Live my life♥

me and my life
2020-07-16 07:28:56 (UTC)

No fucking Title

Yes j do not have a title because I'm writing random about many things. Ifs buts, why me, why not?
I just see myself and at world. People have achieved it so much in their lives, I see how there plans work, how hard they work and get the returns and they are just progressing. And then I look at me, I'm same old, lachar, cry baby, struggled who is trying g hands on many things but not getting anything in hand. I tried my best in acting my dream my favorite passion I got nothing, I tried and m still trying in good job but no how it's so difficult for me, I tried on something different retail that too di t work coz of bad time. Do I need to push more? Circumstances always drag me down and I put my all energy in lifting myself up but zero. Eventually I have to accept my destiny.
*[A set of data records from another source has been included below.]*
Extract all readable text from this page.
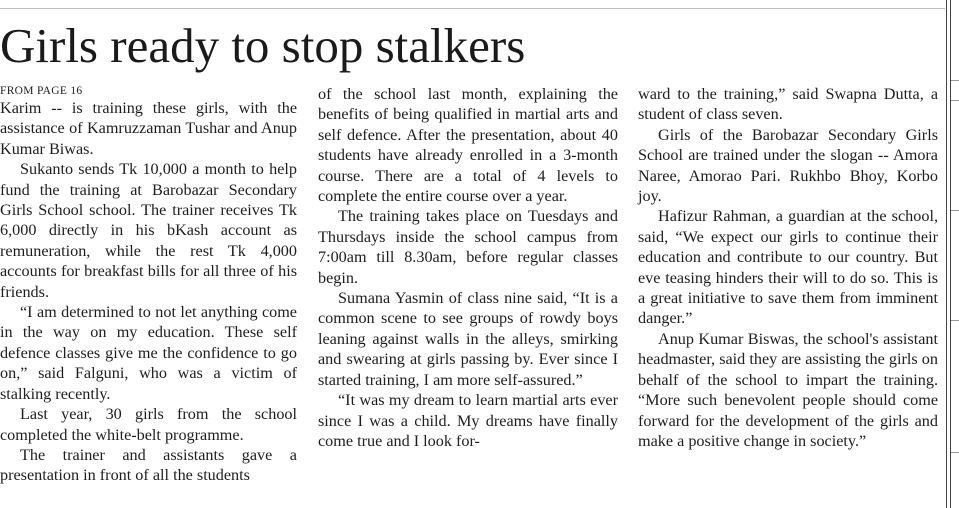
Girls ready to stop stalkers
FROM PAGE 16

Karim -- is training these girls, with the assistance of Kamruzzaman Tushar and Anup Kumar Biwas.

Sukanto sends Tk 10,000 a month to help fund the training at Barobazar Secondary Girls School school. The trainer receives Tk 6,000 directly in his bKash account as remuneration, while the rest Tk 4,000 accounts for breakfast bills for all three of his friends.

“I am determined to not let anything come in the way on my education. These self defence classes give me the confidence to go on,” said Falguni, who was a victim of stalking recently.

Last year, 30 girls from the school completed the white-belt programme.

The trainer and assistants gave a presentation in front of all the students

of the school last month, explaining the benefits of being qualified in martial arts and self defence. After the presentation, about 40 students have already enrolled in a 3-month course. There are a total of 4 levels to complete the entire course over a year.

The training takes place on Tuesdays and Thursdays inside the school campus from 7:00am till 8.30am, before regular classes begin.

Sumana Yasmin of class nine said, “It is a common scene to see groups of rowdy boys leaning against walls in the alleys, smirking and swearing at girls passing by. Ever since I started training, I am more self-assured.”

“It was my dream to learn martial arts ever since I was a child. My dreams have finally come true and I look for-

ward to the training,” said Swapna Dutta, a student of class seven.

Girls of the Barobazar Secondary Girls School are trained under the slogan -- Amora Naree, Amorao Pari. Rukhbo Bhoy, Korbo joy.

Hafizur Rahman, a guardian at the school, said, “We expect our girls to continue their education and contribute to our country. But eve teasing hinders their will to do so. This is a great initiative to save them from imminent danger.”

Anup Kumar Biswas, the school's assistant headmaster, said they are assisting the girls on behalf of the school to impart the training. “More such benevolent people should come forward for the development of the girls and make a positive change in society.”
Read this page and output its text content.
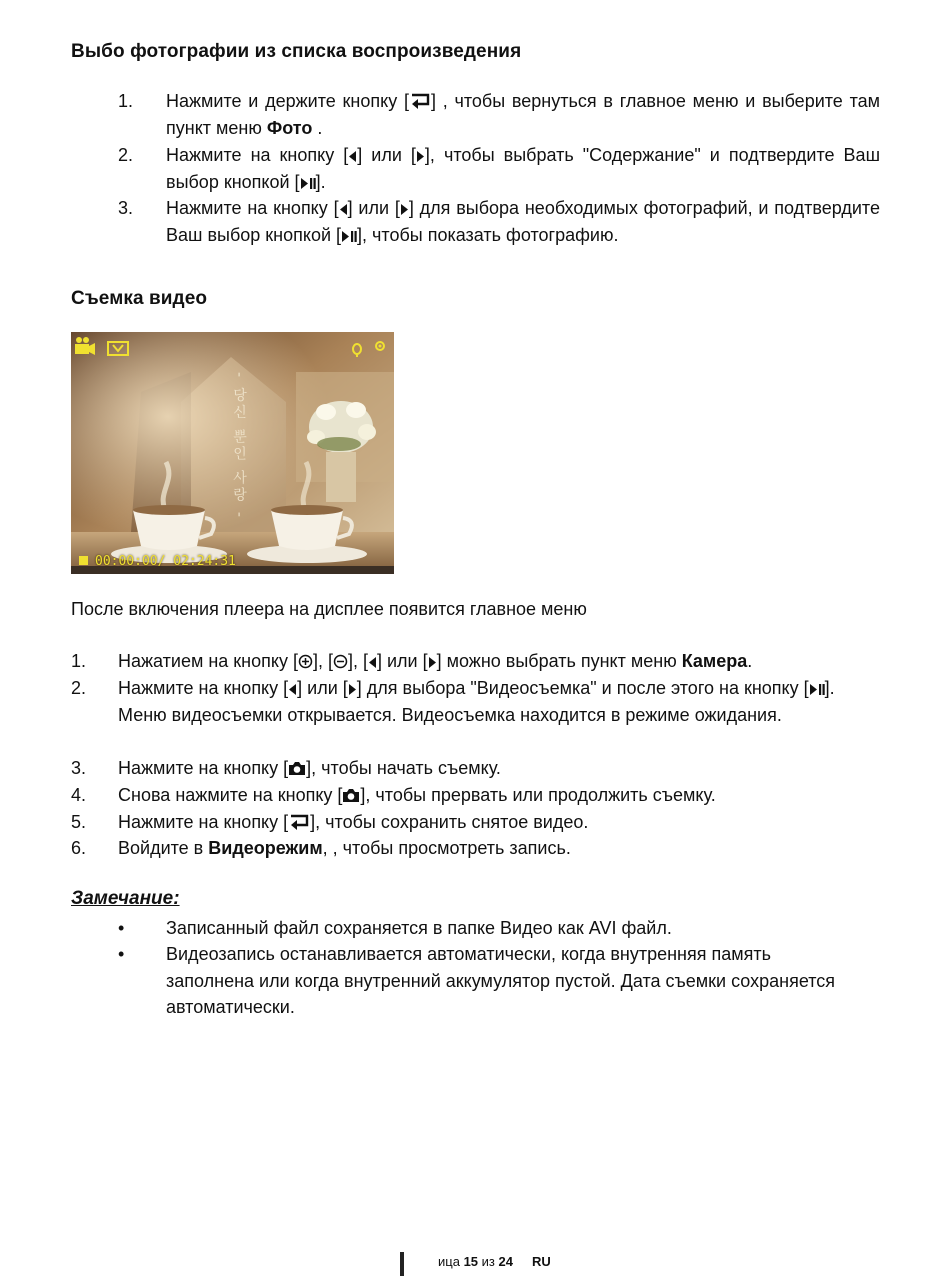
Выбо фотографии из списка воспроизведения
1. Нажмите и держите кнопку [ ] , чтобы вернуться в главное меню и выберите там пункт меню Фото .
2. Нажмите на кнопку [ ] или [ ], чтобы выбрать "Содержание" и подтвердите Ваш выбор кнопкой [ ].
3. Нажмите на кнопку [ ] или [ ] для выбора необходимых фотографий, и подтвердите Ваш выбор кнопкой [ ], чтобы показать фотографию.
Съемка видео
- 당신 뿐인 사랑 -
00:00:00/ 02:24:31
После включения плеера на дисплее появится главное меню
1. Нажатием на кнопку [ ], [ ], [ ] или [ ] можно выбрать пункт меню Камера.
2. Нажмите на кнопку [ ] или [ ] для выбора "Видеосъемка" и после этого на кнопку [ ]. Меню видеосъемки открывается. Видеосъемка находится в режиме ожидания.
3. Нажмите на кнопку [ ], чтобы начать съемку.
4. Снова нажмите на кнопку [ ], чтобы прервать или продолжить съемку.
5. Нажмите на кнопку [ ], чтобы сохранить снятое видео.
6. Войдите в Видеорежим, , чтобы просмотреть запись.
Замечание:
• Записанный файл сохраняется в папке Видео как AVI файл.
• Видеозапись останавливается автоматически, когда внутренняя память заполнена или когда внутренний аккумулятор пустой. Дата съемки сохраняется автоматически.
ица 15 из 24 RU
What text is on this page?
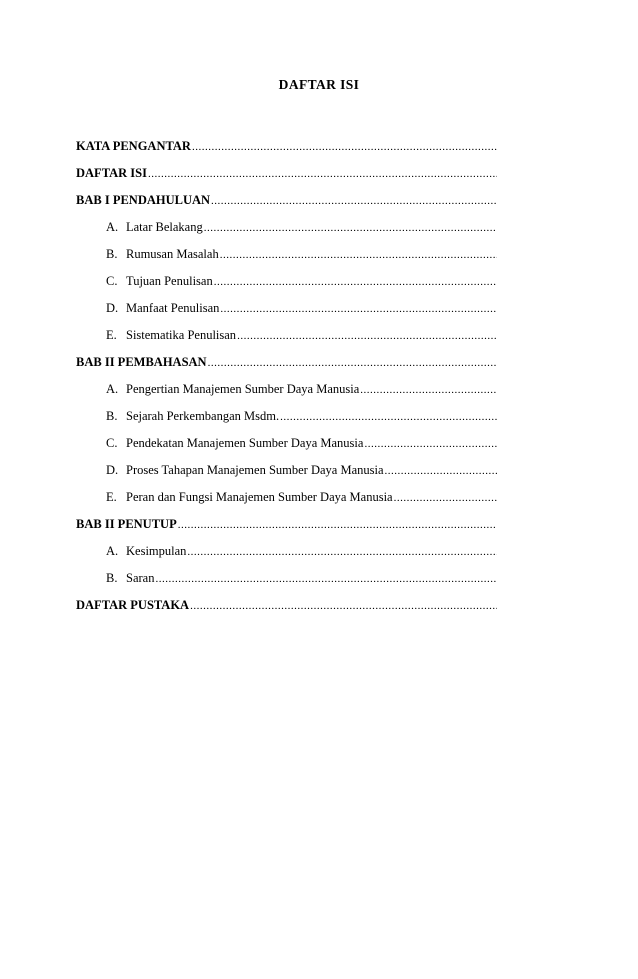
DAFTAR ISI
KATA PENGANTAR
.....
DAFTAR ISI
.....
BAB I PENDAHULUAN
.....
A. Latar Belakang
.....
B. Rumusan Masalah
.....
C. Tujuan Penulisan
.....
D. Manfaat Penulisan
.....
E. Sistematika Penulisan
.....
BAB II PEMBAHASAN
.....
A. Pengertian Manajemen Sumber Daya Manusia
.....
B. Sejarah Perkembangan Msdm.
.....
C. Pendekatan Manajemen Sumber Daya Manusia
.....
D. Proses Tahapan Manajemen Sumber Daya Manusia
.....
E. Peran dan Fungsi Manajemen Sumber Daya Manusia
.....
BAB II PENUTUP
.....
A. Kesimpulan
.....
B. Saran
.....
DAFTAR PUSTAKA
.....
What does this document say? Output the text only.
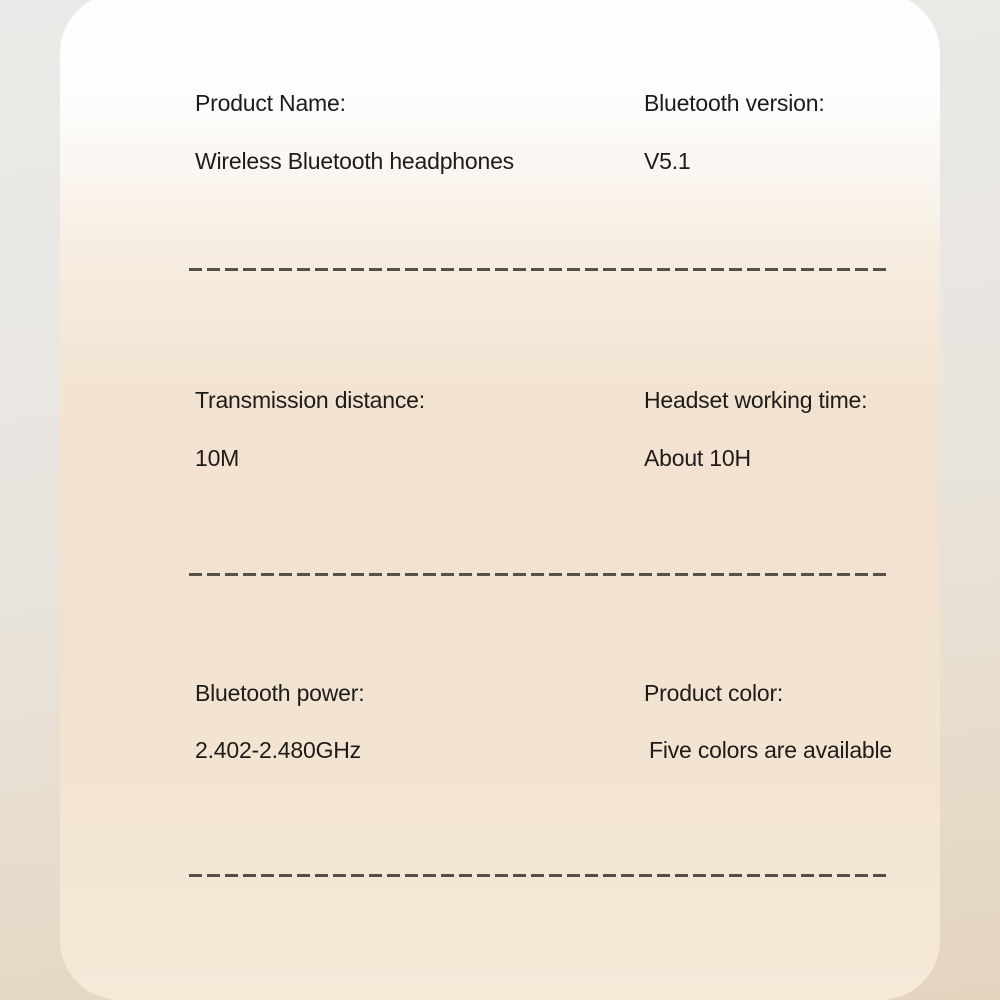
Product Name:	Bluetooth version:
Wireless Bluetooth headphones	V5.1
Transmission distance:	Headset working time:
10M	About 10H
Bluetooth power:	Product color:
2.402-2.480GHz	Five colors are available
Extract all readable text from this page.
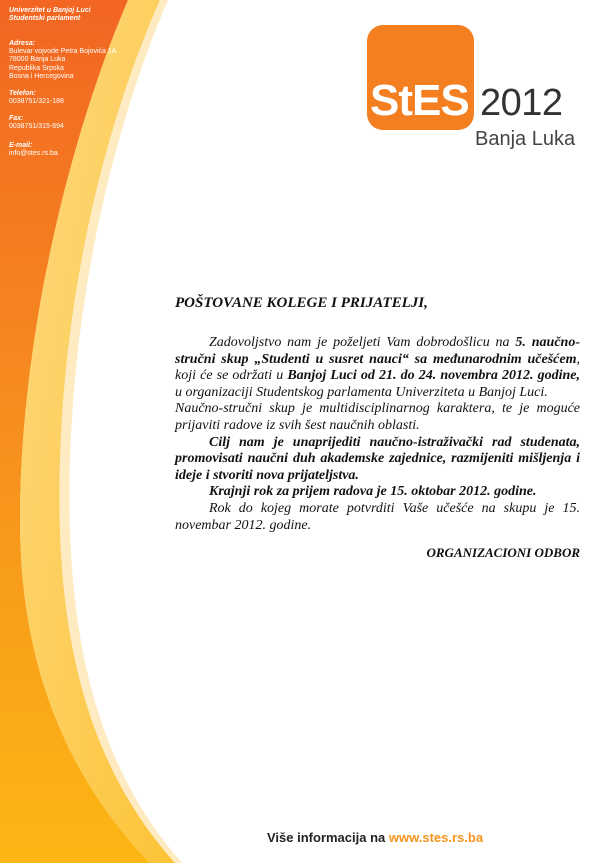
Univerzitet u Banjoj Luci
Studentski parlament
Adresa:
Bulevar vojvode Petra Bojovića 1A
78000 Banja Luka
Republika Srpska
Bosna i Hercegovina
Telefon:
0038751/321-188
Fax:
0038751/315-694
E-mail:
info@stes.rs.ba
StES 2012
Banja Luka
POŠTOVANE KOLEGE I PRIJATELJI,

Zadovoljstvo nam je poželjeti Vam dobrodošlicu na 5. naučno-stručni skup „Studenti u susret nauci“ sa međunarodnim učešćem, koji će se održati u Banjoj Luci od 21. do 24. novembra 2012. godine, u organizaciji Studentskog parlamenta Univerziteta u Banjoj Luci.

Naučno-stručni skup je multidisciplinarnog karaktera, te je moguće prijaviti radove iz svih šest naučnih oblasti.

Cilj nam je unaprijediti naučno-istraživački rad studenata, promovisati naučni duh akademske zajednice, razmijeniti mišljenja i ideje i stvoriti nova prijateljstva.

Krajnji rok za prijem radova je 15. oktobar 2012. godine.

Rok do kojeg morate potvrditi Vaše učešće na skupu je 15. novembar 2012. godine.

ORGANIZACIONI ODBOR
Više informacija na www.stes.rs.ba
How I everyday dream of a good, happy, peaceful life where my mom is proud of me, happy in life. But nothing I have always gotten disappointed. Never I got happy or surprised with something good. And even if it happens that turns out to be short lived. What do I do accept my destiny and not try or try and get disappointed because destiny is powerful?
30 yrs of life and everything is just same situation in house, job, finance nothing changed in a good way. Yes m grateful for this life which many wish for but I also want to progress look back and thanks God feel proud of progressing. But when I look back m same in same place.

I don't know what is the way out.
It's tiring and frustrating everytime to just face disappointment even after putting efforts to make something happen. Who has the answer??